At a gathering of friends recently, a game of trivia broke out. Well, it was actually planned because we were not using the cards and pie wedges that we grew up with, but were making up our own questions. The submitter of the question was the final arbiter on whether an answer was correct or not. As usual, I probably overthought the process, trying not to make my questions too hard or too easy. Maybe my ideal contestant was a student in one of my intro classes since much of what I submitted was what I covered in my courses. Other questions were drawn from choice bits of this blog (something to which I never subjected my students). In any case, one of my submissions asked for the name of Job’s fourth friend. I was honestly surprised when nobody in the grew knew, or could even name one of poor Job’s friends. My slip of paper went into the unanswered pile in the middle, a stack alarmingly dominated by my own questions. Afterward, the friend who knew me the longest, and who grew up in a church-going family, asked “Did you really think anyone had read the book of Job?” Coming so shortly, as it did, after another friend in a different context had indicated that my interests are arcane, I began to feel my age.

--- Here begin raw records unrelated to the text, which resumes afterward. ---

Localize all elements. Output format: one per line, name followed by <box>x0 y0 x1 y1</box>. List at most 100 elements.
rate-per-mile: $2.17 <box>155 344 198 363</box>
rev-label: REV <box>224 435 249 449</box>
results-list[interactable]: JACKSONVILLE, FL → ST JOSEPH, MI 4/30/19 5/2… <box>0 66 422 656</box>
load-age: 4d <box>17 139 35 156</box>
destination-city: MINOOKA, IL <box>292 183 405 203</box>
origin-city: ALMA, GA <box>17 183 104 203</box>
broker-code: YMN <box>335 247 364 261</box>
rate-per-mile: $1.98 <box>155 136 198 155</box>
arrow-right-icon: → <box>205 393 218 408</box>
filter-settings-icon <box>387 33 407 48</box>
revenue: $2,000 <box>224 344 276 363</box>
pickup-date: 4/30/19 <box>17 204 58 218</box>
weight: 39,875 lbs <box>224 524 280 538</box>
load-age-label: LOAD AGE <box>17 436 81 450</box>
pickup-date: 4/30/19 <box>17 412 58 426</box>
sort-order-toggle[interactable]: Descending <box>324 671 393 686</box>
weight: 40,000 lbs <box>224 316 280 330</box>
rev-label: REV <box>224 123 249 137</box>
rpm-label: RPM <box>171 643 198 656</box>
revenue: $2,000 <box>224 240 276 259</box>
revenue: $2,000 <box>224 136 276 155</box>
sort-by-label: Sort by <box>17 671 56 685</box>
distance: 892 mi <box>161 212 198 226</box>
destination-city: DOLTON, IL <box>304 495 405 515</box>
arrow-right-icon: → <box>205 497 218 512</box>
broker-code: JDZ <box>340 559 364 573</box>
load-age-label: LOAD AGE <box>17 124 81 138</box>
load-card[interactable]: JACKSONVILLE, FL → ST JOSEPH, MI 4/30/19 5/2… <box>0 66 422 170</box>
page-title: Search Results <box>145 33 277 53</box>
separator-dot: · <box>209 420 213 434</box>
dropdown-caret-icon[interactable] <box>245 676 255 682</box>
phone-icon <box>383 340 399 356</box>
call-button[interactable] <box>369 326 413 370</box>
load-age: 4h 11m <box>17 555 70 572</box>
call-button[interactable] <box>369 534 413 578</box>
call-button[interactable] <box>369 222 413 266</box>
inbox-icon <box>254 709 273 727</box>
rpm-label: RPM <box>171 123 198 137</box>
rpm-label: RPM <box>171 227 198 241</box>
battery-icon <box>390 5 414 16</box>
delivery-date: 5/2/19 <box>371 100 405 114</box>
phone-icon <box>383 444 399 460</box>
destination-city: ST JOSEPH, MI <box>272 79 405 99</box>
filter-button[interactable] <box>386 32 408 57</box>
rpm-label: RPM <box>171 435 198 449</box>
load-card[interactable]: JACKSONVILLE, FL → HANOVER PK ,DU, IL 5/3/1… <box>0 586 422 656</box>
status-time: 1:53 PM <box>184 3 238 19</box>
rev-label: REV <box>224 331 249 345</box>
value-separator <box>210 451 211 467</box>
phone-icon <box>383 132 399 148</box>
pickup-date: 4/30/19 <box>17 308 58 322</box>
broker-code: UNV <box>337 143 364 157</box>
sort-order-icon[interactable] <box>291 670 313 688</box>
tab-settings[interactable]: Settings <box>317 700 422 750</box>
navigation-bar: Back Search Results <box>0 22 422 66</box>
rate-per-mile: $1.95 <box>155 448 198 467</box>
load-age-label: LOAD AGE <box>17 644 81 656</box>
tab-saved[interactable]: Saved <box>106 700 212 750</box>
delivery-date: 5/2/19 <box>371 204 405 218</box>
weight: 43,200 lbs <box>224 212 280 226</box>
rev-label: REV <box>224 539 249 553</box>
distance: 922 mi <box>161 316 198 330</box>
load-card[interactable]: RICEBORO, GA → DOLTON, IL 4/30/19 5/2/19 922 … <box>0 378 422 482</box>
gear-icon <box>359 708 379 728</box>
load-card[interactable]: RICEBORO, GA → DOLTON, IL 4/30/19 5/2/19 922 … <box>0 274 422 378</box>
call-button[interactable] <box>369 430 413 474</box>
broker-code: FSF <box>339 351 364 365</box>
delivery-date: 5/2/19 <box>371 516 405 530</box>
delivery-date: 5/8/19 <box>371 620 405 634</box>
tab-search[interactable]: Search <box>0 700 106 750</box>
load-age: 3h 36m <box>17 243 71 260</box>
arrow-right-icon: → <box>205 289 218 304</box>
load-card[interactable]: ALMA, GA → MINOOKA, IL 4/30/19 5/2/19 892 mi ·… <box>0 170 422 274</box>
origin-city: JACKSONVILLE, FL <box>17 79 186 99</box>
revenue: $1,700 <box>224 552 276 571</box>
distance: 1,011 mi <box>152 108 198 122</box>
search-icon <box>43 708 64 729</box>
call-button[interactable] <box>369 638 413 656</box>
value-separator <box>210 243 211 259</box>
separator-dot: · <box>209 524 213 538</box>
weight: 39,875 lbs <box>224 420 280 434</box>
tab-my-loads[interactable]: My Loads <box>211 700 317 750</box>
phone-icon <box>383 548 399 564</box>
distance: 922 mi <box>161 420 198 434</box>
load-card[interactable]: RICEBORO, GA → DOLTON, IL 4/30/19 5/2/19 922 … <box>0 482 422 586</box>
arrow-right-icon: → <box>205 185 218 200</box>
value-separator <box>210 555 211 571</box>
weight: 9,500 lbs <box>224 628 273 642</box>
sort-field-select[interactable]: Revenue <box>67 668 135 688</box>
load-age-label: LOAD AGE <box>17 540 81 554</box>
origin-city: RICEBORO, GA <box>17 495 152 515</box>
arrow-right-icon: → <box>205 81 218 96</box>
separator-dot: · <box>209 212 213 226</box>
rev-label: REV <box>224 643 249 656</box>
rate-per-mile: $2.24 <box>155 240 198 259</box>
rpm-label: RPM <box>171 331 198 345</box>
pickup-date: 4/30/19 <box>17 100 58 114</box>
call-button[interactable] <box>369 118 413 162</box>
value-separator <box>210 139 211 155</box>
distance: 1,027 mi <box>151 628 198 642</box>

Biblical literacy is a topic for which some scholars actively lobby the reading public. I’m not sure if the entire Bible need be known fully, although my job increasingly relies upon its popularity. Students used to ask if I still found the Bible meaningful, even though I spent my career parsing it apart. The answer is always the same: yes, the Bible is worthy of the attention lavished upon it. It has sections of unsurpassed beauty and even some lessons the world could still stand to learn. It is uneven, however. There are bits that probably should’ve never been canonized. There are moral lows as well as highs. And the book of Job is among the greatest pieces included in it.
On that point I would receive some argumentation, I’m sure. Many people detest the book of Job. The eponymous hero of the book seems almost blasphemous to some, and a complaining ingrate to others. In the course of his suffering four friends stop by. The last one, surely a later addition to the text, toes the party line of orthodoxy that the book severely shreds. Job also contains some of the finest poetry from the ancient world and has given modern English several catchphrases still currently in use. I’ve always felt a kinship with Job. While my lot has not been as pathetic as his, I have had enough set-backs to lend the book a kind of nostalgic patina. Even in their wrongheadedness Job’s friends can spill out poetry. And there is wisdom to be had in that dusty book. In the end I was probably the one who was wrong. There is nothing trivial about the book of Job.